I am not sure if the Lib Dems expected much, they have Keir’s problem of irrelevance tied to being pro-European, when the EU is behaving more oddly than ever. So roughly holding their ground was fine. Indeed, they polled way ahead (17%) of national election ratings (which are more like 7%), but not over the magic 20% required to hit much power.    

Those Strange US Job Numbers

Which brings us to the real shock from last week, the weird US jobs numbers on Friday. We have long said that how and if labour markets clear after the great lockdown experiment, is the vital economic issue. The problem never was the banks (so last crisis) nor the ability to borrow to sling money down the giant hole dug by the virus. Both are easy. But once you have smashed the economic system, does it regrow, like a lizard’s tail or simply start to rot and decay?

Many of us would have avoided the deep wound in the first place, but now the experiment has been started it must conclude. So, what did happen to slash monthly US job creation from expectations of a million to just a quarter of that? The instant reaction that it meant inflation has gone and so bonds were fine, was as instant reactions often are, garbage.

The bull or ‘Biden’ case is that as they have the right medicine, it just needs a bigger dose, or to take it for longer. Seems credible; labour force stats are notoriously volatile, some of the job losses came from manufacturing, where supply shortages are biting, but that’s transient. Some seem to indicate a mismatch of jobs to vacancies, hopefully also transitory.

Encouragingly, a spike in wage inflation and hourly rates indicated plenty of demand for workers.

Yet, slamming the brakes on, shutting the economy down and paying millions of people not to work, might have brutally destroyed the delicate economic system. Thousands of small firms, where the bulk of employment is created, have just gone. The complex prior system of sales, working capital, scheduling, delivering, inventory, payment has been eliminated. Sure, the people still exist, so do the premises, but the invisible mass, the self-directing hive, is lost: no map, no honey, no queen.

From the US bureau of labor statistics website

Bigger firms are also planning to work differently, perhaps needing less labour.

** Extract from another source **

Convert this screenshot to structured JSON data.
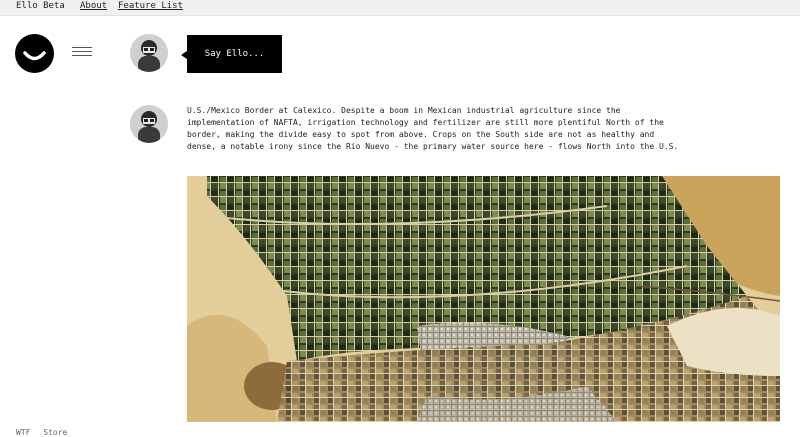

Once you stop working and get paid to be idle, and indeed have limited ways to spend your money, it feels easier to stay in bed, study Python, redecorate the house, or whatever, but not get back on the treadmill. Indeed, in a lot of cases, once you step off, stepping back on is hard and also downright counter intuitive. Sure, your old boss wants you back, but do you want the old boss back? Worth a look round at least? As the title song puts it, “there’s plenty like me to be found”.

Well, we still go with the bull case.

However, the bear one is not trivial. If you can’t get labour markets to clear, welfare will be embedded, as will high unemployment, deficits and unrest. It remains the most critical feature, worldwide of the recovery, and several questions about it remain as well, including the need to keep new bank lending elevated, cheap, available. Expanding needs cash, contracting creates it.

The oddity to us then remains, that if the liquidity barrage really does work, why should it work better in the US than elsewhere?

And if it works the same for all, don’t US markets then look rather expensive?